By Dale McFeatters
Scripps Howard News Service
The United States, with its constitutional guarantees of freedom of speech and press, has a long and robust tradition of free expression, far too robust and free for some. Thus began the unfortunate custom of "libel tourism," shopping for foreign courts that will muzzle U.S. journalists, authors and publishers in a way American courts will not.
Unfortunately, one of the favored venues for restrictive and chilling judgments is England, where libel laws are heavily weighted toward the plaintiff, placing on the defendant the entire burden of proving that a statement was not false and injurious.

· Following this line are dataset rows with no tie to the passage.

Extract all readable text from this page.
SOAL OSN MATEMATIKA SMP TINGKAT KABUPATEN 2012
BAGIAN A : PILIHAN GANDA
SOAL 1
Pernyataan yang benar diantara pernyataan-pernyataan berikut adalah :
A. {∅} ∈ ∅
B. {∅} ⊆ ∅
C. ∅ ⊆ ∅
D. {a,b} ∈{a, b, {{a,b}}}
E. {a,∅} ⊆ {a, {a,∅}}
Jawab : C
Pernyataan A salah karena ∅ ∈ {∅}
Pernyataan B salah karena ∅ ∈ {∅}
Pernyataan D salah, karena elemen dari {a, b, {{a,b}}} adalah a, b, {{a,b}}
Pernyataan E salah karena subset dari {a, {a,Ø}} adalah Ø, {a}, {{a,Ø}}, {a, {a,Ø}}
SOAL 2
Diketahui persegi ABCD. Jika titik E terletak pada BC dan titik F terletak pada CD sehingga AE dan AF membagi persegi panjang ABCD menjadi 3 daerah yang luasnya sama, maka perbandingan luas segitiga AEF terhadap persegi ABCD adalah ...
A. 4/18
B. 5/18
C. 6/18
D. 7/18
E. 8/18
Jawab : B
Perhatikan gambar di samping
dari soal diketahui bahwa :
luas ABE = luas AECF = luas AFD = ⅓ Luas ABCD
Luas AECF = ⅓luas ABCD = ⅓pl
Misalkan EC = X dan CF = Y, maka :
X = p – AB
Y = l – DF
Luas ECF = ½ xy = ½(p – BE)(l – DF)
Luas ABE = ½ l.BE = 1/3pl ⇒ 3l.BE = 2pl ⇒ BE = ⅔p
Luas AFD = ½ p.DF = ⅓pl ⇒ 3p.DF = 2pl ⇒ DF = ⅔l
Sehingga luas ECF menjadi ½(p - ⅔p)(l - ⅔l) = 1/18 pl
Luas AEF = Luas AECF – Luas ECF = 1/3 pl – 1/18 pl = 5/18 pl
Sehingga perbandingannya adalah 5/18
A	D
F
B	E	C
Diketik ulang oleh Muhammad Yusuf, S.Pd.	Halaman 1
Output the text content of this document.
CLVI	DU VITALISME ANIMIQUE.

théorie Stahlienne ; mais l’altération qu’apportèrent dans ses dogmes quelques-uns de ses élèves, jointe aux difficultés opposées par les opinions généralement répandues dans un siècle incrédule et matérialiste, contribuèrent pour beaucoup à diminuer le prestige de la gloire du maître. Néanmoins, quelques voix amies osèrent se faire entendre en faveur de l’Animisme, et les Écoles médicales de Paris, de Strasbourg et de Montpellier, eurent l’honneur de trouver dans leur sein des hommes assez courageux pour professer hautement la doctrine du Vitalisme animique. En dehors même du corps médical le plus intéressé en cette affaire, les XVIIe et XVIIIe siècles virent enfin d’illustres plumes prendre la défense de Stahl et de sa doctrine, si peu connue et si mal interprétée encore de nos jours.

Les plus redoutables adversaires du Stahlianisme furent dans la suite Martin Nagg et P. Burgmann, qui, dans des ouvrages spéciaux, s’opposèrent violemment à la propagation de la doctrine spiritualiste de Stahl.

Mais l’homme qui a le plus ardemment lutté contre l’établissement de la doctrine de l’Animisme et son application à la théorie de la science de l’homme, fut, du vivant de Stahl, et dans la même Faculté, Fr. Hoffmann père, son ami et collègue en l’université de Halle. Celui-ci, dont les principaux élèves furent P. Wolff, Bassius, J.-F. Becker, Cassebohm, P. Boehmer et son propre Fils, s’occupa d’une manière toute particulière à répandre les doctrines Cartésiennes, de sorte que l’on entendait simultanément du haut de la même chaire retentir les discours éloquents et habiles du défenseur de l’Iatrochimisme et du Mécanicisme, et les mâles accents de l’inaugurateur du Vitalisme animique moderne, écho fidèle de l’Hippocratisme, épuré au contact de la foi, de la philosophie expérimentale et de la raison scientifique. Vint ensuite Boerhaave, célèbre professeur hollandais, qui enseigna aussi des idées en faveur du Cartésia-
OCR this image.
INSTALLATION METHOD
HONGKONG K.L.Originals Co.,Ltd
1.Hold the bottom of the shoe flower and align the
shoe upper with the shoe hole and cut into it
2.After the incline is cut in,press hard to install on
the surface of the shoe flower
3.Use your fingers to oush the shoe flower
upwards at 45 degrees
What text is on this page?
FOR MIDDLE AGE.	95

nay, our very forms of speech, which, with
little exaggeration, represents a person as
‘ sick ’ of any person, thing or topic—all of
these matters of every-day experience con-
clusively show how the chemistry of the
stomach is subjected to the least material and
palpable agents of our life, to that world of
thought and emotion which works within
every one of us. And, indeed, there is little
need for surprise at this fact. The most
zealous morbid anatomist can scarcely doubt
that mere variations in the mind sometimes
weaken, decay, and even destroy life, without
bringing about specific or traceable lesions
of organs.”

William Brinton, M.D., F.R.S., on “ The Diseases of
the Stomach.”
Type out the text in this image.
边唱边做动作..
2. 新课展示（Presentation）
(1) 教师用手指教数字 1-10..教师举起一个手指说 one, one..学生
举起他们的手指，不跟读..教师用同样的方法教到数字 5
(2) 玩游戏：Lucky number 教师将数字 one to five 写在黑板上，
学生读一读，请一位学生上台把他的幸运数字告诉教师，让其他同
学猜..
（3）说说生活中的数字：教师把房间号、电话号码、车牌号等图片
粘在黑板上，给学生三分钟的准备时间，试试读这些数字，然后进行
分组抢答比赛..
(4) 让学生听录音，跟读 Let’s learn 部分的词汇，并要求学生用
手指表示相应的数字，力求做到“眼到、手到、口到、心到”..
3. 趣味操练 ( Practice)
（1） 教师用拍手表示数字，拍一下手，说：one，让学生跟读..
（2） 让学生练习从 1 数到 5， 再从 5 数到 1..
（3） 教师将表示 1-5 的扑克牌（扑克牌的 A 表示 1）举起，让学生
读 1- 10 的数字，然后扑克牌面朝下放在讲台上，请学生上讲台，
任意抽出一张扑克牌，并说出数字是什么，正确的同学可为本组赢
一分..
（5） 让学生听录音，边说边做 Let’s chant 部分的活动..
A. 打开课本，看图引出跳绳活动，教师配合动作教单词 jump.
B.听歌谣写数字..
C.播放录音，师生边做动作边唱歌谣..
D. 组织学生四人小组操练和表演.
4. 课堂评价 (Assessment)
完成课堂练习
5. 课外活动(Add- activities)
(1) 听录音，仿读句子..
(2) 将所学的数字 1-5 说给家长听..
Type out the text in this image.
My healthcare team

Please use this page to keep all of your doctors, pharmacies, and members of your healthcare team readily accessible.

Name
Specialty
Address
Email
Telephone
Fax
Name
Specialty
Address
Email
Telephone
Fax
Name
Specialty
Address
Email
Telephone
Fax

The poster author for this abusive libel shopping is American author Rachel Ehrenfeld, who in 2003 wrote a book, "Funding Evil: How Terrorism Is Financed ― and How to Stop It," in which she alleged that a certain wealthy Saudi businessman was indeed a financer of terrorism.
Khalid bin Mahfouz probably knew that in an American court he would have to prove that Ehrenfeld recklessly published statements that did him actual injury ― financial losses, humiliation, etc. ― and she did so knowing or suspecting that the statements might be false.
Finding this rather daunting, Mahfouz elected to sue in England, where a few copies of the book had been sold over the Internet, enough for an English court to give him standing to sue.
Ehrenfeld elected not to go to England to defend herself ― it would have taken deep pockets to do so ― so an English court entered a default judgment against her of $230,000 in damages and legal fees. This caused great outrage among American authors, journalists and publishers, and several states passed laws barring their courts from enforcing such judgments.
But what was really needed was a federal law, and now Congress is on the verge of enacting one. This past week, the Senate unanimously and by voice vote passed a bill that bars U.S. courts from recognizing or enforcing defamation judgments by foreign courts if they are "repugnant" to the First Amendment and U.S. legal standards for libel proceedings. The House had earlier passed a similar bill.
Now if England ― and Singapore and Australia and Indonesia ― would only do likewise.